STEPS IN RESEARCH PROCESS

STEPS IN RESEARCH PROCESS

Research process consists of series of actions and steps needed for conducting scientific research, if the researcher follows certain steps in conducting the research, the work can be carried out smoothly with least difficulty. These steps are described as beneath—

Step-I: Identification of the Problem
The first and most important step for identifying a problem is asking a question or identifying a need that arises as a result of curiosity and to which it become necessary to find an answer. The psychological studies are focused on one or many of the following kinds of questions:
What are the events that cause or determine a given behaviour or response?
What is the nature of behaviour or action (i.e., its structure) and how it is linked with other actions and behaviours?
What are the relationships of internal psychological processes with behavioural phenomenon?

The research question determines the direction of study and researchers have to struggle a lot in identifying and articulating the same. Essentially two steps are involved in formulating the research problem, viz, understanding the problem thoroughly, and rephrasing the same into meaningful terms. The main function of formulating a research problem is to decide what you want to find out about. It is extremely important to evaluate the research problem in the light of funds, time and expertise and knowledge available at your disposal. It is equally important to identify any gaps in your knowledge of relevant disciplines, such as statistics required for analysis.

Step-II: Formulating a Hypothesis
When the researcher has identified the problem and reviewed the relevant literature he formulates a hypothesis which is a kind of suggested answer to the problem Hypothesis plays the key role in formulating and guiding any study.
The hypotheses are generally derived from earlier research findings existing theories, and personal observations and experiences. From a careful examination of relevant theory and previous findings, the psychologist would be able to state one or more prepositions whose validity could be tested. Ideally these hypotheses would be based on a deductive theory but they may simply be new hypotheses or hypothesis based on previous research findings. Hypothesis may be defined as a tentative statement showing a relationship between variables under study. It is stated in the form of a declarative sentence.

Step-III: Identifying, Manipulating and Controlling Variables
While talking about the hypothesis you will encounter this word i.e. variable in the scientific literature in the psychology. Variables are defined as those characteristics which are manipulated, controlled and observed by the experimenter. At least three types of variables must be recognised at the outset – the dependent variable, the independent variable and the extraneous variable. The dependent variable is one about which the prediction is made on the basis of the experiment. In the other words the dependent variable is the characteristics or condition that changes as the experimenter changes the independent variables. The independent variable is that condition or characteristics which is manipulated or selected by the experimenter is order to find out its relationship to some observed phenomena. A extraneous variable is the uncontrolled variable that may affect the dependent variable. The experimenter is not interested in the changes, produced due to the extraneous variable and hence, he tries to control it as far as practicable.

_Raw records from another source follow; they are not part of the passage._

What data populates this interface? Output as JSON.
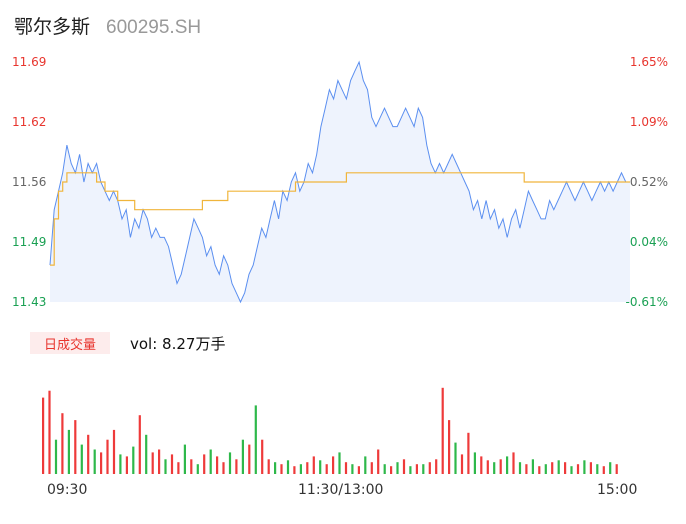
{
  "header": {
    "name": "鄂尔多斯",
    "code": "600295.SH"
  },
  "price_axis": [
    "11.69",
    "11.62",
    "11.56",
    "11.49",
    "11.43"
  ],
  "pct_axis": [
    "1.65%",
    "1.09%",
    "0.52%",
    "-0.04%",
    "-0.61%"
  ],
  "volume": {
    "badge": "日成交量",
    "text": "vol: 8.27万手"
  },
  "time_axis": [
    "09:30",
    "11:30/13:00",
    "15:00"
  ],
  "colors": {
    "up": "#e8352e",
    "down": "#1aa053",
    "neutral": "#666666",
    "price_line": "#5b8ff0",
    "avg_line": "#f0b53c",
    "area": "#eef3fd",
    "vol_up": "#ee3a3a",
    "vol_down": "#2eb84a"
  },
  "chart_data": {
    "type": "line",
    "ylim": [
      11.43,
      11.69
    ],
    "y_pct_range": [
      -0.61,
      1.65
    ],
    "xlabel": "",
    "ylabel": "",
    "series": [
      {
        "values": [
          11.47,
          11.53,
          11.55,
          11.57,
          11.6,
          11.58,
          11.57,
          11.59,
          11.56,
          11.58,
          11.57,
          11.58,
          11.56,
          11.55,
          11.54,
          11.55,
          11.54,
          11.52,
          11.53,
          11.5,
          11.52,
          11.51,
          11.53,
          11.52,
          11.5,
          11.51,
          11.5,
          11.5,
          11.49,
          11.47,
          11.45,
          11.46,
          11.48,
          11.5,
          11.52,
          11.51,
          11.5,
          11.48,
          11.49,
          11.47,
          11.46,
          11.48,
          11.47,
          11.45,
          11.44,
          11.43,
          11.44,
          11.46,
          11.47,
          11.49,
          11.51,
          11.5,
          11.52,
          11.54,
          11.52,
          11.55,
          11.54,
          11.56,
          11.57,
          11.55,
          11.56,
          11.58,
          11.57,
          11.59,
          11.62,
          11.64,
          11.66,
          11.65,
          11.67,
          11.66,
          11.65,
          11.67,
          11.68,
          11.69,
          11.67,
          11.66,
          11.63,
          11.62,
          11.63,
          11.64,
          11.63,
          11.62,
          11.62,
          11.63,
          11.64,
          11.63,
          11.62,
          11.64,
          11.63,
          11.6,
          11.58,
          11.57,
          11.58,
          11.57,
          11.58,
          11.59,
          11.58,
          11.57,
          11.56,
          11.55,
          11.53,
          11.54,
          11.52,
          11.54,
          11.52,
          11.53,
          11.51,
          11.52,
          11.5,
          11.52,
          11.53,
          11.51,
          11.53,
          11.55,
          11.54,
          11.53,
          11.52,
          11.52,
          11.54,
          11.53,
          11.54,
          11.55,
          11.56,
          11.55,
          11.54,
          11.55,
          11.56,
          11.55,
          11.54,
          11.55,
          11.56,
          11.55,
          11.56,
          11.55,
          11.56,
          11.57,
          11.56,
          11.56
        ],
        "avg": [
          11.47,
          11.52,
          11.55,
          11.56,
          11.57,
          11.57,
          11.57,
          11.57,
          11.57,
          11.57,
          11.57,
          11.56,
          11.56,
          11.55,
          11.55,
          11.55,
          11.54,
          11.54,
          11.54,
          11.54,
          11.53,
          11.53,
          11.53,
          11.53,
          11.53,
          11.53,
          11.53,
          11.53,
          11.53,
          11.53,
          11.53,
          11.53,
          11.53,
          11.53,
          11.53,
          11.53,
          11.54,
          11.54,
          11.54,
          11.54,
          11.54,
          11.54,
          11.55,
          11.55,
          11.55,
          11.55,
          11.55,
          11.55,
          11.55,
          11.55,
          11.55,
          11.55,
          11.55,
          11.55,
          11.55,
          11.55,
          11.55,
          11.55,
          11.56,
          11.56,
          11.56,
          11.56,
          11.56,
          11.56,
          11.56,
          11.56,
          11.56,
          11.56,
          11.56,
          11.56,
          11.57,
          11.57,
          11.57,
          11.57,
          11.57,
          11.57,
          11.57,
          11.57,
          11.57,
          11.57,
          11.57,
          11.57,
          11.57,
          11.57,
          11.57,
          11.57,
          11.57,
          11.57,
          11.57,
          11.57,
          11.57,
          11.57,
          11.57,
          11.57,
          11.57,
          11.57,
          11.57,
          11.57,
          11.57,
          11.57,
          11.57,
          11.57,
          11.57,
          11.57,
          11.57,
          11.57,
          11.57,
          11.57,
          11.57,
          11.57,
          11.57,
          11.57,
          11.56,
          11.56,
          11.56,
          11.56,
          11.56,
          11.56,
          11.56,
          11.56,
          11.56,
          11.56,
          11.56,
          11.56,
          11.56,
          11.56,
          11.56,
          11.56,
          11.56,
          11.56,
          11.56,
          11.56,
          11.56,
          11.56,
          11.56,
          11.56,
          11.56,
          11.56
        ]
      }
    ],
    "volume_bars": [
      {
        "v": 0.78,
        "up": true
      },
      {
        "v": 0.85,
        "up": true
      },
      {
        "v": 0.35,
        "up": false
      },
      {
        "v": 0.62,
        "up": true
      },
      {
        "v": 0.45,
        "up": false
      },
      {
        "v": 0.55,
        "up": true
      },
      {
        "v": 0.3,
        "up": false
      },
      {
        "v": 0.4,
        "up": true
      },
      {
        "v": 0.25,
        "up": false
      },
      {
        "v": 0.22,
        "up": true
      },
      {
        "v": 0.35,
        "up": true
      },
      {
        "v": 0.45,
        "up": true
      },
      {
        "v": 0.2,
        "up": false
      },
      {
        "v": 0.18,
        "up": true
      },
      {
        "v": 0.28,
        "up": false
      },
      {
        "v": 0.6,
        "up": true
      },
      {
        "v": 0.4,
        "up": false
      },
      {
        "v": 0.22,
        "up": true
      },
      {
        "v": 0.25,
        "up": true
      },
      {
        "v": 0.15,
        "up": false
      },
      {
        "v": 0.2,
        "up": true
      },
      {
        "v": 0.12,
        "up": true
      },
      {
        "v": 0.3,
        "up": false
      },
      {
        "v": 0.15,
        "up": true
      },
      {
        "v": 0.1,
        "up": false
      },
      {
        "v": 0.2,
        "up": true
      },
      {
        "v": 0.25,
        "up": false
      },
      {
        "v": 0.18,
        "up": true
      },
      {
        "v": 0.12,
        "up": true
      },
      {
        "v": 0.22,
        "up": false
      },
      {
        "v": 0.15,
        "up": true
      },
      {
        "v": 0.35,
        "up": false
      },
      {
        "v": 0.3,
        "up": true
      },
      {
        "v": 0.7,
        "up": false
      },
      {
        "v": 0.35,
        "up": true
      },
      {
        "v": 0.15,
        "up": true
      },
      {
        "v": 0.12,
        "up": false
      },
      {
        "v": 0.1,
        "up": true
      },
      {
        "v": 0.14,
        "up": false
      },
      {
        "v": 0.08,
        "up": true
      },
      {
        "v": 0.1,
        "up": false
      },
      {
        "v": 0.12,
        "up": true
      },
      {
        "v": 0.18,
        "up": true
      },
      {
        "v": 0.14,
        "up": false
      },
      {
        "v": 0.1,
        "up": true
      },
      {
        "v": 0.18,
        "up": true
      },
      {
        "v": 0.22,
        "up": false
      },
      {
        "v": 0.12,
        "up": true
      },
      {
        "v": 0.1,
        "up": false
      },
      {
        "v": 0.08,
        "up": true
      },
      {
        "v": 0.18,
        "up": false
      },
      {
        "v": 0.12,
        "up": true
      },
      {
        "v": 0.25,
        "up": true
      },
      {
        "v": 0.1,
        "up": false
      },
      {
        "v": 0.08,
        "up": true
      },
      {
        "v": 0.12,
        "up": false
      },
      {
        "v": 0.15,
        "up": true
      },
      {
        "v": 0.08,
        "up": false
      },
      {
        "v": 0.1,
        "up": true
      },
      {
        "v": 0.1,
        "up": false
      },
      {
        "v": 0.12,
        "up": true
      },
      {
        "v": 0.15,
        "up": true
      },
      {
        "v": 0.88,
        "up": true
      },
      {
        "v": 0.55,
        "up": true
      },
      {
        "v": 0.32,
        "up": false
      },
      {
        "v": 0.2,
        "up": true
      },
      {
        "v": 0.42,
        "up": true
      },
      {
        "v": 0.22,
        "up": false
      },
      {
        "v": 0.18,
        "up": true
      },
      {
        "v": 0.14,
        "up": true
      },
      {
        "v": 0.12,
        "up": false
      },
      {
        "v": 0.15,
        "up": true
      },
      {
        "v": 0.18,
        "up": false
      },
      {
        "v": 0.22,
        "up": true
      },
      {
        "v": 0.12,
        "up": false
      },
      {
        "v": 0.1,
        "up": true
      },
      {
        "v": 0.15,
        "up": false
      },
      {
        "v": 0.08,
        "up": true
      },
      {
        "v": 0.1,
        "up": false
      },
      {
        "v": 0.12,
        "up": true
      },
      {
        "v": 0.14,
        "up": false
      },
      {
        "v": 0.12,
        "up": true
      },
      {
        "v": 0.08,
        "up": false
      },
      {
        "v": 0.1,
        "up": true
      },
      {
        "v": 0.14,
        "up": false
      },
      {
        "v": 0.12,
        "up": true
      },
      {
        "v": 0.1,
        "up": false
      },
      {
        "v": 0.08,
        "up": true
      },
      {
        "v": 0.12,
        "up": false
      },
      {
        "v": 0.1,
        "up": true
      }
    ]
  }
}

The extraneous variable is known as the relevant variable.

Step-IV: Formulating a Research Design
A research design may be regarded as the blueprint of those procedures which are adapted by the researcher for testing the relationship between the dependent variable and the independent variable. There are several kinds of experimental designs and the selection of any one is based upon the purpose of the research, types of variables to be controlled and manipulated as well as upon the conditions under which the experiment is to be conducted. The main purpose of experimental design is to help the researcher in manipulating the independent variables freely and to provide maximum control of the extraneous variables so that it may be said with all certainty that the experimental change is due to only the manipulation of the experimental variable. The main function of a research design is to explain how you will find answers to your research questions. The research design sets out the logic of your inquiry.

Step-V: Data Analysis and their Interpretation
After making observation the data collected are analysed with the help of various quantitative / statistical and qualitative techniques .Careful scrutiny of the data is a critical aspect of scientific method. The purpose of the analysis is to make sense of the data and see what light they throw on the problem and the hypotheses of the study and draws conclusion accordingly. Data analysis can be done by using univariate analysis in which research deals with a single characteristics of interest, bivariate analysis in which researcher deals with two characteristics of interest and by using multivariate analysis in which more then two characteristics are involves.

Step-VI: Drawing Conclusions
The investigator, after analysing the results, draws some conclusions. In fact the investigator wants to make some statement about the research about the research problem which he could not make without conducting his research. Whatever conclusion drawn, researcher generalises it to the whole population. During this phase, hypotheses are accepted or rejected. At the same time the conclusions of the study are related to the theory or research findings from which the hypotheses originally came. Depending on the new findings the original theory may have to be modified.

Step-VII: Preparation of Report and Publication
This is the last step in most of the research studies. The researcher documents all the steps of his or her research in clear terms this report inform that what you have done, what you have discovered and what conclusion you have drawn from findings. If you are clear about the whole process you will also be clear about the way you want to write in your report. This helps the reader to understand the study and use it for various purposes. It allows one to replicate the study. The publication of study in scientific journals or books and in public domain makes the work available for wider dissemination.